A morosidade na estudo das prestações de contas é uma das faces mais evidentes do déficit de funcionários do MinC —de 2014 a 2023, houve uma queda de 36,6%, zero supra da redução vista no quadro universal de profissionais do setor público federalista, que foi de 7,8% no mesmo período.
A queda está relacionada, entre outros fatores, à desvalorização do trabalhador da Cultura, diz Ruth Vaz Costa, servidora do Instituto Brasiliano de Museus, ligado ao Ministério da Cultura, e integrante da Confederação dos Trabalhadores no Serviço Público Federalista.
Um servidor da Cultura em topo de curso recebe R$ 9.728, enquanto em carreiras uma vez que comentador em infraestrutura do DNIT, o Departamento Pátrio de Infraestrutura de Transportes, por exemplo, os salários chegam a R$ 21.886.
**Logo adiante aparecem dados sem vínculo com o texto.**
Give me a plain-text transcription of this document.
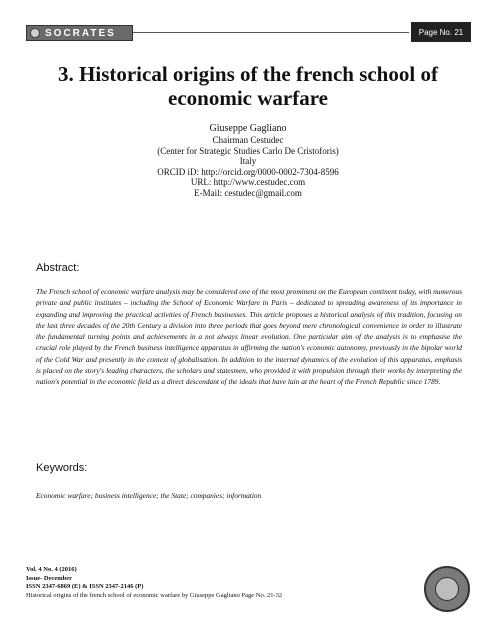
SOCRATES	Page No. 21
3. Historical origins of the french school of
economic warfare
Giuseppe Gagliano
Chairman Cestudec
(Center for Strategic Studies Carlo De Cristoforis)
Italy
ORCID iD: http://orcid.org/0000-0002-7304-8596
URL: http://www.cestudec.com
E-Mail: cestudec@gmail.com
Abstract:

The French school of economic warfare analysis may be considered one of the most prominent on the European continent today, with numerous private and public institutes – including the School of Economic Warfare in Paris – dedicated to spreading awareness of its importance in expanding and improving the practical activities of French businesses. This article proposes a historical analysis of this tradition, focusing on the last three decades of the 20th Century a division into three periods that goes beyond mere chronological convenience in order to illustrate the fundamental turning points and achievements in a not always linear evolution. One particular aim of the analysis is to emphasise the crucial role played by the French business intelligence apparatus in affirming the nation's economic autonomy, previously in the bipolar world of the Cold War and presently in the context of globalisation. In addition to the internal dynamics of the evolution of this apparatus, emphasis is placed on the story's leading characters, the scholars and statesmen, who provided it with propulsion through their works by interpreting the nation's potential in the economic field as a direct descendant of the ideals that have lain at the heart of the French Republic since 1789.

Keywords:
Economic warfare; business intelligence; the State; companies; information
Vol. 4 No. 4 (2016)
Issue- December
ISSN 2347-6869 (E) & ISSN 2347-2146 (P)
Historical origins of the french school of economic warfare by Giuseppe Gagliano Page No. 21-32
“Nesses 40 anos, as políticas públicas de cultura ganharam ainda mais dificuldade, o que não se espelhou numa curso mais complexa que demonstrasse o tipo de qualificação necessária para a atuação no MinC”, ela diz. “Não adianta recriar o ministério para permanecer brigando para manter o mínimo de estrutura de trabalho.”
O orçamento hipotecado na espaço da cultura oscila ano a ano. No ano pretérito, o MinC teve R$ 2,78 bilhões, valor subordinado aos R$ 2,99 bilhões de 2023, ano que marcou sua recriação, mas superior ao R$ 1,68 bilhão hipotecado em 2022 e ao R$ 1,69 bilhão de 2021, anos em que o setor ficou relegado a uma secretaria próprio, sob Bolsonaro.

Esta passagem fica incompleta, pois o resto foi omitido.